With one quavering hand Aunt Mildred fumbled at her cardigan pocket while regarding Sonja under half-closed, leathery eyelids. She pawed out a cigarette and a book of matches. When she had the cigarette lit she took a deep drag, lips puckering li
ke a draw-string purse. “I’ll tell you what you do with left-over mashed potatoes,” she said to Miss Butson.
Miss Butson made a whimpering sound.
“What you do is—“ She frowned at Miss Butson. “What is it again?”

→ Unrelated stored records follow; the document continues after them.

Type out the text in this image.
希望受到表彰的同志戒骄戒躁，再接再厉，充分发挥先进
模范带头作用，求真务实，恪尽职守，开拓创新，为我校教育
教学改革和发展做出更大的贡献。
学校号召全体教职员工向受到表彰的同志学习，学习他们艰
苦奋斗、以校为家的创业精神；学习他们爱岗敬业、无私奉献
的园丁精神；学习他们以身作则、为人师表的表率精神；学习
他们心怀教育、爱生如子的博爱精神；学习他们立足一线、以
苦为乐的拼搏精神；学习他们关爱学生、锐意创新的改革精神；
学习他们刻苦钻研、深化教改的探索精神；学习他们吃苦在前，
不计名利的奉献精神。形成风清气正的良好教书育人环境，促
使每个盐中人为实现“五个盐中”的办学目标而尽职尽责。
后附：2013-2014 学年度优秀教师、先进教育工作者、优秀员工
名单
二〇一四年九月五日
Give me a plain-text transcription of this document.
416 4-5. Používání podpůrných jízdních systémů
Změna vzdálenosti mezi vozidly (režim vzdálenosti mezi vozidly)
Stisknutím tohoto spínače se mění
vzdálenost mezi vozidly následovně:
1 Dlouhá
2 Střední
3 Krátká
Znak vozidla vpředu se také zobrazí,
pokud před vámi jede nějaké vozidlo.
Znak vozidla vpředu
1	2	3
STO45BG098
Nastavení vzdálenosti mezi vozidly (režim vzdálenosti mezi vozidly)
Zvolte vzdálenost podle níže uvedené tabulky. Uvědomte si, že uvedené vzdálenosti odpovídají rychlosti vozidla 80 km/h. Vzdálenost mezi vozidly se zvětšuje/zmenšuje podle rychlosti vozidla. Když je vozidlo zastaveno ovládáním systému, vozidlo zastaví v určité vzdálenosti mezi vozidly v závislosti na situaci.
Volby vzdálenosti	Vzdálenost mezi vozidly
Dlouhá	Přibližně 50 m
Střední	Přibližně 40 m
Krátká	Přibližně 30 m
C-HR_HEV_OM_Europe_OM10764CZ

The next pain produced a dozen little pains that flew like sparks. “Better get her drawers off,” Aunt Mildred said. Sonja felt hands scrambling on her belly, and then her underpants being jerked down her legs. The caressing coils of vein and the crib-like little bones, the cosy pink-and-white chamber she had envisioned her baby living in she now envisioned being scraped away by the slow, sinking rotation of a cement-block thing. “Make way,” her aunt said, and Sonja felt her mouth opening wider and wider as if obeying or as if pantomiming her other end, but the cry skidded in her throat.
“It’s out.”
“Oh, my.”
“What do you know about that, it just jumped right out.”
“Oh, my.”
“You got a hold of it there, Flo?”
“Yes, yes I think so …”
“Let me see,” Sonja murmured.
“It’s a girl.”
“You’ve got yourself a girl, honey.”
“Let me see,” Sonja said.
“She’s not breathing!”
“You’ve got to smack her.”
“Please,” Sonja said.
“Go on, Flo, really whack her one.”
“I can’t…”
“Give her here.”
“Mind your cigarette.”
A loud slap, a faint bleat…
Then…
“FLO! FLO! SHE’S INSANE!”
Or was it, “OH! NO! NOT AGAIN!”
Whichever, that famous, disputed scream was loud. Even the Jolly Kitchenaires heard what they agreed among themselves sounded like bad news in the hot-water pipes, likely a rupture. Write off that ear-splitting cry as something mechanical or as a hysterical, multiple hallucination and you still have the mystery of why a head-first fall onto the floor didn’t kill her let alone cave in or crack her skull. The only visible injury was a bruise to the left of her soft spot, a mauve quarter-sized circle from which radiated a wavy starburst of hair-thin veins so that you had to wonder (or at least Sonja did) if the bruise wasn’t transmitting urgent bulletins from the afterlife.